We use plate to render the templates, using a serialized form of the context used to render the view server-side. When all the templates are finished rendering, a new state object is created for the page about to be constructed and inserted into the history using pushState. Then, the new page is constructed with the rendered templates that are inserted into their specified targets.

The advantage of this approach is that the "blog/entry_body.html" template is one file, that works both on the front end as well as the back end.

The Django side of things

Limehouse comes with a special class-based view mixin that allows for this functionality to work seamlessly. When the client requests the view from the server, it sends an HTTP request header X-Context-Only, which is used in the mixin during its render_to_response method. Instead of creating and rendering the templates server-side, the context is instead returned in a serialized format.

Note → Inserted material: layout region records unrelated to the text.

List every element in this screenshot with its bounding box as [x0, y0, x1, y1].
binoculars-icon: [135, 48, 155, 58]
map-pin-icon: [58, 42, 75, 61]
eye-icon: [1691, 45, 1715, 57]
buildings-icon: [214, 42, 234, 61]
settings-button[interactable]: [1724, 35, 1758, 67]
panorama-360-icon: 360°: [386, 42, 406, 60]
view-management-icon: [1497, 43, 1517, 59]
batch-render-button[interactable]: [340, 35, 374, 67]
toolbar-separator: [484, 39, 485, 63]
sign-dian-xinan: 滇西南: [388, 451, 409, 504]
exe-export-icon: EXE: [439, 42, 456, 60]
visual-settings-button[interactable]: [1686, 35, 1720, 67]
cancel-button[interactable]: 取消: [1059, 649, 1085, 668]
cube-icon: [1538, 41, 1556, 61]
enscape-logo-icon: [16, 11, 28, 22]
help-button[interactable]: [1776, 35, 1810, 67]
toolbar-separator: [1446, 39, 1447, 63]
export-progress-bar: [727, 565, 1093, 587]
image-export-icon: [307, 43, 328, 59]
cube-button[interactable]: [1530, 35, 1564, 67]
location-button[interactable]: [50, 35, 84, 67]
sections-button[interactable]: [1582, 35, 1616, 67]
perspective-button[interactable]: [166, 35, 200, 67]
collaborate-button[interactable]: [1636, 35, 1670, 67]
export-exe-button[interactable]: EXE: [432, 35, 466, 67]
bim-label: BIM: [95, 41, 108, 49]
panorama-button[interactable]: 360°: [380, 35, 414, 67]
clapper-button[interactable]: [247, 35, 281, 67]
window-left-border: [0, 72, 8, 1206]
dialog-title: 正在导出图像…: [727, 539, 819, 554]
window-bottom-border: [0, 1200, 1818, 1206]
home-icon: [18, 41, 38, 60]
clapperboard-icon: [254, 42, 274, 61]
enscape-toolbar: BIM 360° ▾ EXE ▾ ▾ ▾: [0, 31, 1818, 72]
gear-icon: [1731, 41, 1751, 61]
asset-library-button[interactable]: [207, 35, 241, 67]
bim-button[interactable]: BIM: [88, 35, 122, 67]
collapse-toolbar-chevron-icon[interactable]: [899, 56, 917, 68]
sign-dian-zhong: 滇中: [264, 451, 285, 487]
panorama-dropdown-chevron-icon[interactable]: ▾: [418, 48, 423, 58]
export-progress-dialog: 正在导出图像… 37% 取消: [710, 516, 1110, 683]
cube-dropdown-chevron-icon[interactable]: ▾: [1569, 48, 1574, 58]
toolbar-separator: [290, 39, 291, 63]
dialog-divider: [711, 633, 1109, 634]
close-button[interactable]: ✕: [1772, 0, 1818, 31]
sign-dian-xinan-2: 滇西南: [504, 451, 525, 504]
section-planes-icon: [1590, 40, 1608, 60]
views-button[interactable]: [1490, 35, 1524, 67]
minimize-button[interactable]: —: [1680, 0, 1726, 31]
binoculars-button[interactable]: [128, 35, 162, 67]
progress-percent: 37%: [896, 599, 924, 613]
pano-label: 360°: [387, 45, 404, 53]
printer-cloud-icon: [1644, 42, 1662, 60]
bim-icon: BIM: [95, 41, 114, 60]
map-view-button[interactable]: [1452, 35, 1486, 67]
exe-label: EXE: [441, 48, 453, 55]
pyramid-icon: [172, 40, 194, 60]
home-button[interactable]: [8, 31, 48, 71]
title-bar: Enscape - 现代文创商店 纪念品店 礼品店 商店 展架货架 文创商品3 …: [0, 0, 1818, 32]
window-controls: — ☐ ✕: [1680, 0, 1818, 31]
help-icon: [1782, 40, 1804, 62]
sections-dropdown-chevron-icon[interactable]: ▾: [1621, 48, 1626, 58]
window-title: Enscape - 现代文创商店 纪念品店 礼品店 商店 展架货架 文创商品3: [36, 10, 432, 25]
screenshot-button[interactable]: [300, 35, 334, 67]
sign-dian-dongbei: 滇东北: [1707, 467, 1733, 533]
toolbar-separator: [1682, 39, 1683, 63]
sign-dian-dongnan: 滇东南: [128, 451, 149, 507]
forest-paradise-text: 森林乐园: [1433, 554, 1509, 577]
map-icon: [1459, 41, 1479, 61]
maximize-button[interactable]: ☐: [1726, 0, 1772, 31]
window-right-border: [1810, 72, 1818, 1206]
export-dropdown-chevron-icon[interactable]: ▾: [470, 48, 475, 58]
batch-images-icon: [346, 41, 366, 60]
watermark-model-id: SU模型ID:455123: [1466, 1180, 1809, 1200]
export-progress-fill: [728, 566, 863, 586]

That format is controlled by a method called serialize and is responsible for returning data in a json serializeable format.

That's about it.

Server

Templates are served as static files from a webserver from a templates directory. It can be the same directory as your regular templates or from a separate directory that is designated as your javascript-safe templates. This might help you to make sure you're not including any templates with tags require being on the server.

One of the neat aspects of this approach is that a template can be cached by the browser and prevent the entire template from transferring over the wire. This means that once the templates have been cached, the only thing transferring over the wire will be data!

Caveats

This approach is good at moving between pages, but it may not be a good way to preforming application logic or real-time state changes. For example, you probably can't use a link to delete a resource, because you are probably going to be deleting nodes in the DOM. That can have deeper implications than simply replacing the inner HTML of a node. Similarly, it may not be a good idea to be POSTing data to a view.

Plate's implementation is also incomplete, since it can only handle local data. You can write template tags and filters that retrieve data from the server, but the developer has to be aware that not all tags are going to work out of the box.

Only works with class-based views right now, since it is easy to just to add the mixin into any class-based views.